Reputation Management You May Be Missing
If you’re managing the online brand of you or your company, you’ve likely read all about reputation management and how you should create robust online profiles that provide useful information about you on social networking sites. These profiles not only let you have some control about what’s being said about your online (and can potentially rank above less-flattering pages that you don’t control), but you can generally include a link to the site you’d like to direct visitors, thus grabbing you some extra traffic.
For instance, I might include a link in my profiles back to this site so that no one searching for me misses out on my music woes and Apple hostility.

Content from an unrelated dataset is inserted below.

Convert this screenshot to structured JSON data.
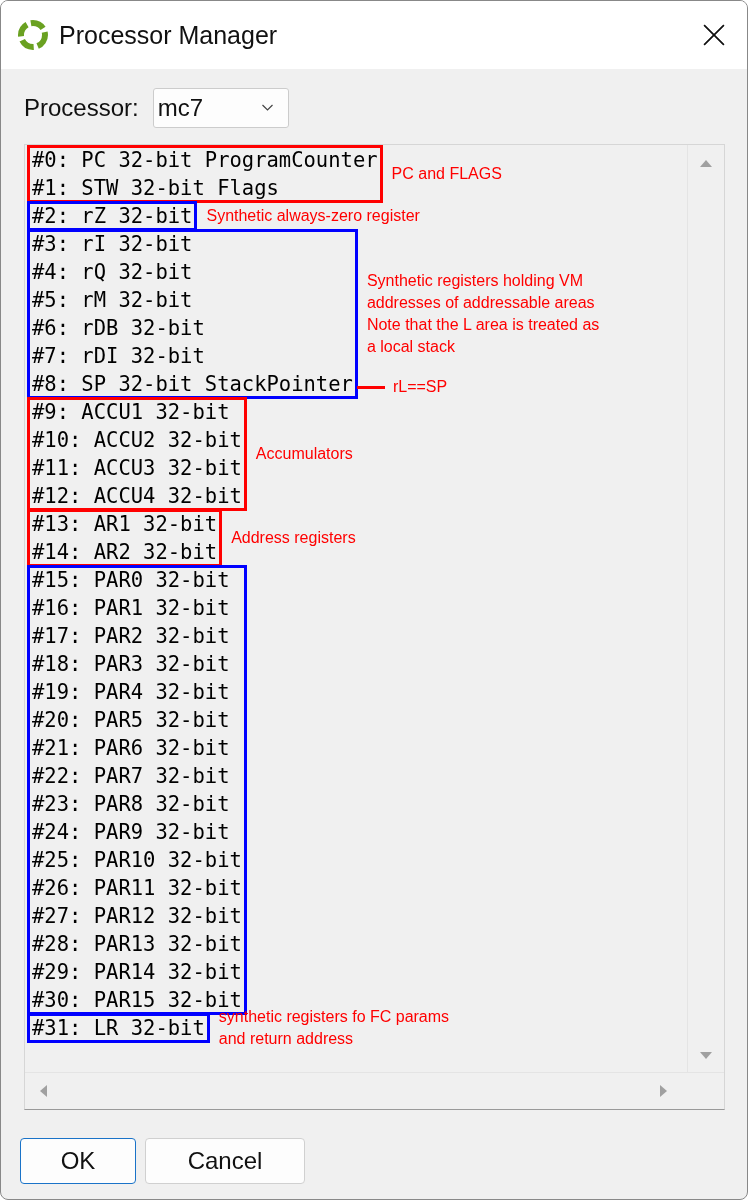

I was checking out Microsoft’s new Tafiti when I noticed a curious thing. The profile pages about me that were ranking the best weren’t at all the ones I was expecting. If you haven’t set up profiles on these sites, you might be missing an opportunity. The highest ranking profile pages for me (several in the top 10) on Tafiti are:
- Wink (your profile is created for you, but you can claim and edit it)
- Blogger (you can create a profile even if you don’t have a Blogger blog)
- Google Groups
- Spock (like with Wink, you can claim and edit your profile)

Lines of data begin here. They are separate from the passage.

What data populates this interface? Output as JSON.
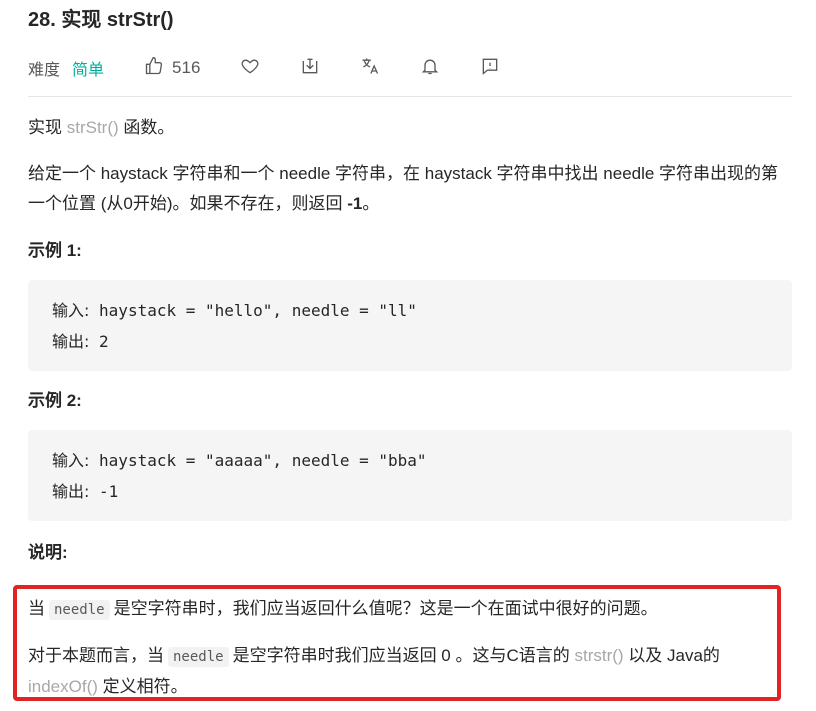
{
  "problem": {
    "title": "28. 实现 strStr()"
  },
  "meta": {
    "difficulty_label": "难度",
    "difficulty_value": "简单",
    "likes": "516",
    "icons": [
      "thumbs-up-icon",
      "heart-icon",
      "share-icon",
      "translate-icon",
      "bell-icon",
      "feedback-icon"
    ],
    "colors": {
      "difficulty_easy": "#00af9b"
    }
  },
  "description": {
    "intro_prefix": "实现 ",
    "intro_link": "strStr()",
    "intro_suffix": " 函数。",
    "para2_main": "给定一个 haystack 字符串和一个 needle 字符串，在 haystack 字符串中找出 needle 字符串出现的第一个位置 (从0开始)。如果不存在，则返回  ",
    "para2_bold": "-1",
    "para2_end": "。"
  },
  "examples": [
    {
      "heading": "示例 1:",
      "input_label": "输入:",
      "input_value": " haystack = \"hello\", needle = \"ll\"",
      "output_label": "输出:",
      "output_value": " 2"
    },
    {
      "heading": "示例 2:",
      "input_label": "输入:",
      "input_value": " haystack = \"aaaaa\", needle = \"bba\"",
      "output_label": "输出:",
      "output_value": " -1"
    }
  ],
  "note": {
    "heading": "说明:",
    "p1_prefix": "当",
    "p1_code": "needle",
    "p1_suffix": "是空字符串时，我们应当返回什么值呢？这是一个在面试中很好的问题。",
    "p2_prefix": "对于本题而言，当",
    "p2_code": "needle",
    "p2_mid": "是空字符串时我们应当返回 0 。这与C语言的 ",
    "p2_link1": "strstr()",
    "p2_mid2": " 以及 Java的 ",
    "p2_link2": "indexOf()",
    "p2_end": " 定义相符。",
    "highlight_color": "#e02424"
  }
}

I would have expected LinkedIn to rank fairly well, but the others surprised me. But maybe all of this is just a quirk of a shiny, newfangled, objects flying in and out type search engine. So, I checked it out.
- Live has similar results.
- Google (with the what-could-be-easier personalized results off toggle) has the Blogger profile on the first page, as well as bios from Pubcon and SES. And the cre8asite forums profile isn’t ranking too badly either.

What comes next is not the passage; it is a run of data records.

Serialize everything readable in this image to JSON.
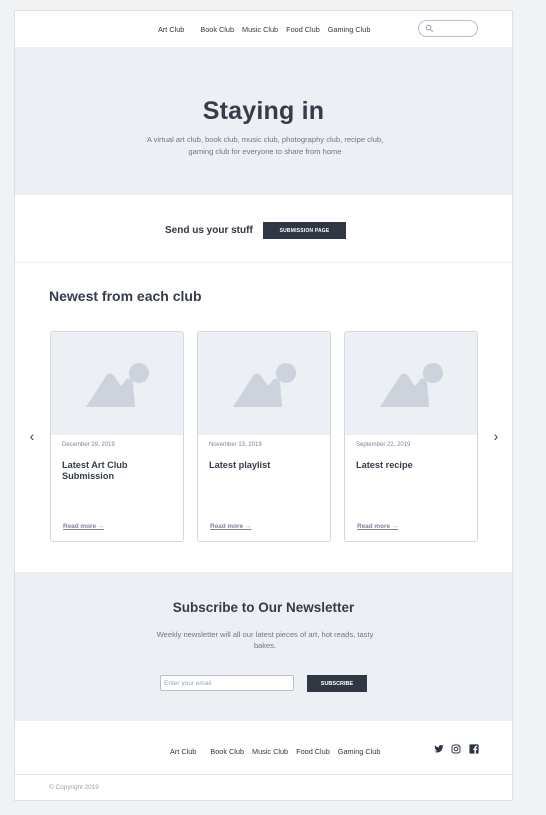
{
  "nav": {
    "links": [
      "Art Club",
      "Book Club",
      "Music Club",
      "Food Club",
      "Gaming Club"
    ]
  },
  "hero": {
    "title": "Staying in",
    "subtitle": "A virtual art club, book club, music club, photography club, recipe club, gaming club for everyone to share from home"
  },
  "submission": {
    "label": "Send us your stuff",
    "button": "SUBMISSION PAGE"
  },
  "newest": {
    "heading": "Newest from each club",
    "prev_arrow": "‹",
    "next_arrow": "›",
    "cards": [
      {
        "date": "December 29, 2019",
        "title": "Latest Art Club Submission",
        "link": "Read more →"
      },
      {
        "date": "November 13, 2019",
        "title": "Latest playlist",
        "link": "Read more →"
      },
      {
        "date": "September 22, 2019",
        "title": "Latest recipe",
        "link": "Read more →"
      }
    ]
  },
  "newsletter": {
    "heading": "Subscribe to Our Newsletter",
    "text": "Weekly newsletter will all our latest pieces of art, hot reads, tasty bakes.",
    "email_placeholder": "Enter your email",
    "button": "SUBSCRIBE"
  },
  "footer": {
    "links": [
      "Art Club",
      "Book Club",
      "Music Club",
      "Food Club",
      "Gaming Club"
    ],
    "social_icons": [
      "twitter-icon",
      "instagram-icon",
      "facebook-icon"
    ],
    "copyright": "© Copyright 2019"
  },
  "colors": {
    "dark": "#2f3744",
    "hero_bg": "#eceff3",
    "muted": "#6d7888"
  }
}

- Yahoo also has the Blogger profile on the first page, and I’m starting to think I’d better go update that. Hang on. I’ll be right back. My LinkedIn and Spock profiles are both on the second page.
- Ask has the Blogger profile as the third result — this blog doesn’t even show up on the first page. So, if I’m looking for Ask traffic, I think my very best bet is the link to this site in that profile. Of course, Ask sent me exactly two visitors in the month of August — it has the honor of being tied with AllTheWeb, so figuring out how to optimize for it isn’t exactly going to keep me up nights (no offense, Jim!).
Doing a few quick searches for other people’s names, I find high ranking Flickr profiles, various other forum profiles, and Twitters.
What are the lessons? Don’t overlook that Blogger profile! And stalk your friends to see what profiles rank for them to find out what you might be overlooking.
I would do the same, but I have more music woes to write about.